The Phoenix-based architect Wendell Burnette is known for designing buildings with a keen sense of place, whether it’s a galvanized zinc box of a house that sits on a flat Wisconsin crop field or the house shown here, on a five-acre site in a desert valley north of Cave Creek, Arizona. Designed as an emptynest home for Keith and Kim Meredith, the distinctive structure defines, Burnette says, “the core concept of how we live in the desert.” His clients, whom he describes as “into Eastern philosophy, paring down, and being close to nature,” had no interest in a conventional house. Since their children are grown, the residence has only one bedroom and a fairly small, flexible living/dining/cooking area, as well as outdoor cooking/dining, exercise, and seating spaces. Sometimes, Burnette says, the indoor and outdoor spaces “are completely seamless.”
Burnette took the site’s most prominent feature—an outcrop of pink schist that runs along the east edge of the site—and extended it conceptually with a “plinth” of plaster-clad masonry that forms the base of the 3,125- square-foot house (and contains the lower-level garage, library, and exercise spaces, among others). Next, what Burnette terms “a dispersed core” is made up of a cluster of solid forms, with wood structures that are clad variously in steel, stucco, and resin-infused paper.
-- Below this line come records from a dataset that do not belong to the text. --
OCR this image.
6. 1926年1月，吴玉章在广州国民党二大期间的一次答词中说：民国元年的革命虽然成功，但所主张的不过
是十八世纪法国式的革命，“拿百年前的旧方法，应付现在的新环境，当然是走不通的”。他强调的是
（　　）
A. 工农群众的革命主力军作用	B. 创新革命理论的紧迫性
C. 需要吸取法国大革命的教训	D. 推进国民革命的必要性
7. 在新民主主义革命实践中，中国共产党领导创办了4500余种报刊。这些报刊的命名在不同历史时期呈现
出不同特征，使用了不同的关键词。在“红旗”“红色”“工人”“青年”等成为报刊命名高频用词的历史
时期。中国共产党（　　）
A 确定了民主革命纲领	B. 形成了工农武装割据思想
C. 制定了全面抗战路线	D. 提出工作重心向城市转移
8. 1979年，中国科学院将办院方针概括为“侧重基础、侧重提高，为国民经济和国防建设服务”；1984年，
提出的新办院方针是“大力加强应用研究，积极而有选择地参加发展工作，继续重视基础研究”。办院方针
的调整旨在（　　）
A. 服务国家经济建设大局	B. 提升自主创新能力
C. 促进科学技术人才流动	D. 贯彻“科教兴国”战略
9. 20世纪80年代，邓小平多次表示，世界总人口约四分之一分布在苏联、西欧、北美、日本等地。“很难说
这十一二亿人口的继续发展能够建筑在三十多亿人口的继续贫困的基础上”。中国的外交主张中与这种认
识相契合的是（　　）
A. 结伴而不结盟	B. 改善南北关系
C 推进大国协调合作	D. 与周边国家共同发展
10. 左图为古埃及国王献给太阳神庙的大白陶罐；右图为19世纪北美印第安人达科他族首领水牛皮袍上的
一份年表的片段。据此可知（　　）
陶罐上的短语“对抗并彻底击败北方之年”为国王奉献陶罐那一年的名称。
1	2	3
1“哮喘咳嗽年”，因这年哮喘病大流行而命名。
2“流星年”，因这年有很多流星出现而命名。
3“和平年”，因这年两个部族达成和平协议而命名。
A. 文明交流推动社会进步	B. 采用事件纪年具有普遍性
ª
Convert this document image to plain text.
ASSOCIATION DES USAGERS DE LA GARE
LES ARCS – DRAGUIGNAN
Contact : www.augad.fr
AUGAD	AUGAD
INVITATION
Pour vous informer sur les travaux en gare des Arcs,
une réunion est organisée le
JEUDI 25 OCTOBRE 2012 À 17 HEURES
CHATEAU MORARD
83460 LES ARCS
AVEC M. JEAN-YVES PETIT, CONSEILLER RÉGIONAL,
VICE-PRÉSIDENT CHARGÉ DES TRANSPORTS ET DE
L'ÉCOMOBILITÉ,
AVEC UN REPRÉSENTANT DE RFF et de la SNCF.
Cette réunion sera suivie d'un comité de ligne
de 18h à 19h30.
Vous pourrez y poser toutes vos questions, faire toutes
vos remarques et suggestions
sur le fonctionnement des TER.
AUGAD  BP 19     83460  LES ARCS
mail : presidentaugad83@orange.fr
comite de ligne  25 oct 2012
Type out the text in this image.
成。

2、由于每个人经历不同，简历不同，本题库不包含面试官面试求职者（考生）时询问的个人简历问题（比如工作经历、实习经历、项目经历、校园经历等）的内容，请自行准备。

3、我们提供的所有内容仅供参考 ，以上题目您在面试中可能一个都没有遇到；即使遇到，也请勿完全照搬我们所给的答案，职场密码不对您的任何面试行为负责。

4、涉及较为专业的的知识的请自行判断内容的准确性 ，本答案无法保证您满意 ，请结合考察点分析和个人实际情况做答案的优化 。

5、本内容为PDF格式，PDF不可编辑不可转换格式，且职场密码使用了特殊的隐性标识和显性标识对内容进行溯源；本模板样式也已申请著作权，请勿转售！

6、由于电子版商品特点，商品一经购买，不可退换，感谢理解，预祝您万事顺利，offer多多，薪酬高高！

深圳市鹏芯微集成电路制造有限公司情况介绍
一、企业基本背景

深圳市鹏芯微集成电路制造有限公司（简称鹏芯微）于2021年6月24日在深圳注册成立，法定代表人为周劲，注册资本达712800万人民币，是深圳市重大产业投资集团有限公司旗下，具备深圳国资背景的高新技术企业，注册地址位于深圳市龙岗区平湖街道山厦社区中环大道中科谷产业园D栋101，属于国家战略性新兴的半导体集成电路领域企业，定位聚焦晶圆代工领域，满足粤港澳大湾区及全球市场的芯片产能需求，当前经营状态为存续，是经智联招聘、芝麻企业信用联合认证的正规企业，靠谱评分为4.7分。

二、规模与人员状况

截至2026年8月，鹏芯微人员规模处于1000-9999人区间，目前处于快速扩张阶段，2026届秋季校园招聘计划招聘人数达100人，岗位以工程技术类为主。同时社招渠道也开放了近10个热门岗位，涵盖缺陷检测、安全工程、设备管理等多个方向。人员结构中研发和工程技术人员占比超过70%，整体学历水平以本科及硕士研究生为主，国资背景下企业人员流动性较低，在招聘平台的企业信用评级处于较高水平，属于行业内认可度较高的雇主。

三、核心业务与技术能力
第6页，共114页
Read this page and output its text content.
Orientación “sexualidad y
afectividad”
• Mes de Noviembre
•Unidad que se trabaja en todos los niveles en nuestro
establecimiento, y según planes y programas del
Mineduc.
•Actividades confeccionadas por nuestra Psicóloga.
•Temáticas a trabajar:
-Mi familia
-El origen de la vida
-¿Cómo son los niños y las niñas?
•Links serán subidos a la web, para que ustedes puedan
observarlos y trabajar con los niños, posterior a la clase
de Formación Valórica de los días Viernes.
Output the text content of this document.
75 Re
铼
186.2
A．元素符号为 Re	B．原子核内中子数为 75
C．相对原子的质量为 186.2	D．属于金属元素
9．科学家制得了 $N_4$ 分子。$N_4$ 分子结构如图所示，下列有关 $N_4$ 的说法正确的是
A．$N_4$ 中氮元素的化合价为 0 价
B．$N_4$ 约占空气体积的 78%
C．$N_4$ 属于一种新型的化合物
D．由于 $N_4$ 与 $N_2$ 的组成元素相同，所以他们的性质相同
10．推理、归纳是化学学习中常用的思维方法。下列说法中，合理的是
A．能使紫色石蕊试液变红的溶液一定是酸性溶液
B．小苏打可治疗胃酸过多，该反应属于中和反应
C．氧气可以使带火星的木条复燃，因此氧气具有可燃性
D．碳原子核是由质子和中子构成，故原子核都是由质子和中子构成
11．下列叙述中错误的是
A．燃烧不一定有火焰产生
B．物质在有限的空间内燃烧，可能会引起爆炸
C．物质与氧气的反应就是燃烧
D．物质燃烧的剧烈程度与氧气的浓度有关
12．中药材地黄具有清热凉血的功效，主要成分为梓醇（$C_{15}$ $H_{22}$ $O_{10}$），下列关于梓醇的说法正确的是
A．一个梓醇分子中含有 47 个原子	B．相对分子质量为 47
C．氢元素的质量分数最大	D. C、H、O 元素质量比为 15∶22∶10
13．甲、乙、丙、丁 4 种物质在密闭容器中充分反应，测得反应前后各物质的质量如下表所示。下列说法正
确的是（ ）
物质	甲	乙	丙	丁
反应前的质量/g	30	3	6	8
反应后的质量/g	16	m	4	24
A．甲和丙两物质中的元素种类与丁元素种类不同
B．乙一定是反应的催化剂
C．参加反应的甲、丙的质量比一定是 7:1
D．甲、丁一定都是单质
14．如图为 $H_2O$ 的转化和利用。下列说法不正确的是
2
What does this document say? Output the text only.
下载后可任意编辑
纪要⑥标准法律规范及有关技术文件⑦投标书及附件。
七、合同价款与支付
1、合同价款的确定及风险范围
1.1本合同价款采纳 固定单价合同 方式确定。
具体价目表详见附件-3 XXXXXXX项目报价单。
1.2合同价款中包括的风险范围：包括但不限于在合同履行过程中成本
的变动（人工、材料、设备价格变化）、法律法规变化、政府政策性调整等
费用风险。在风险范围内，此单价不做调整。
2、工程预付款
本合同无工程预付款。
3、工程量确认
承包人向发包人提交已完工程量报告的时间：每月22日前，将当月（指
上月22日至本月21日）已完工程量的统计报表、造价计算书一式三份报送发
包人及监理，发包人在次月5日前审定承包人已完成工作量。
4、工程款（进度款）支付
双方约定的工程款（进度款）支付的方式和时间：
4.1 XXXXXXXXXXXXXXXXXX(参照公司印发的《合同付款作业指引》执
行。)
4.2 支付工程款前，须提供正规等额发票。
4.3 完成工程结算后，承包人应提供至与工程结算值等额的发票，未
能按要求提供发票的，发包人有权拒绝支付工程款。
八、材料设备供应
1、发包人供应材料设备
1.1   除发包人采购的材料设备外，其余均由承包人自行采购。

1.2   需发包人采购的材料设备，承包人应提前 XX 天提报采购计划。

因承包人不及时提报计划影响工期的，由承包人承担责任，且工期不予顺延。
These forms define the entry, which incorporates a steel-mesh aviary that greets visitors with the sound of birdsong, and the living areas on the house’s east side—including an indoor porch with a fireplace where the Merediths like to sit with a bottle of wine (the space doubles as a solar heat collector in winter). This also minimizes the amount of perimeter glass. On the west side are the dressing room, bathroom, soaking-tub room, meditation room, and bedroom. The bedroom faces west, Burnette explains, to avoid the direct light of sunrise for “a more gentle process of waking up.” Above it all is the “canopy,” a 3,000-square-foot roof structure that contains photovoltaics (which allow close to net zero energy consumption), mechanical equipment, and water-harvesting features. Its depth and bulk are balanced by a mill-finished stainless-steel fascia that reflects the landscape and sky and which splits open to mark the house’s entrance. The canopy’s underside, from edge to edge, is a continuous expanse of black theatrical fabric with sound insulation behind it; this indoor-outdoor fabric ceiling, which is also pierced by thin skylights, is relatively low because of building height restrictions in the area.
The plan of the house, which, Burnette says, “is about small spaces pinwheeling to frame different views, not one big room for one big view,” was influenced by desert architecture in places like North Africa. “The program has different orientations for different times of day,” he adds, “and you move with those rhythms.”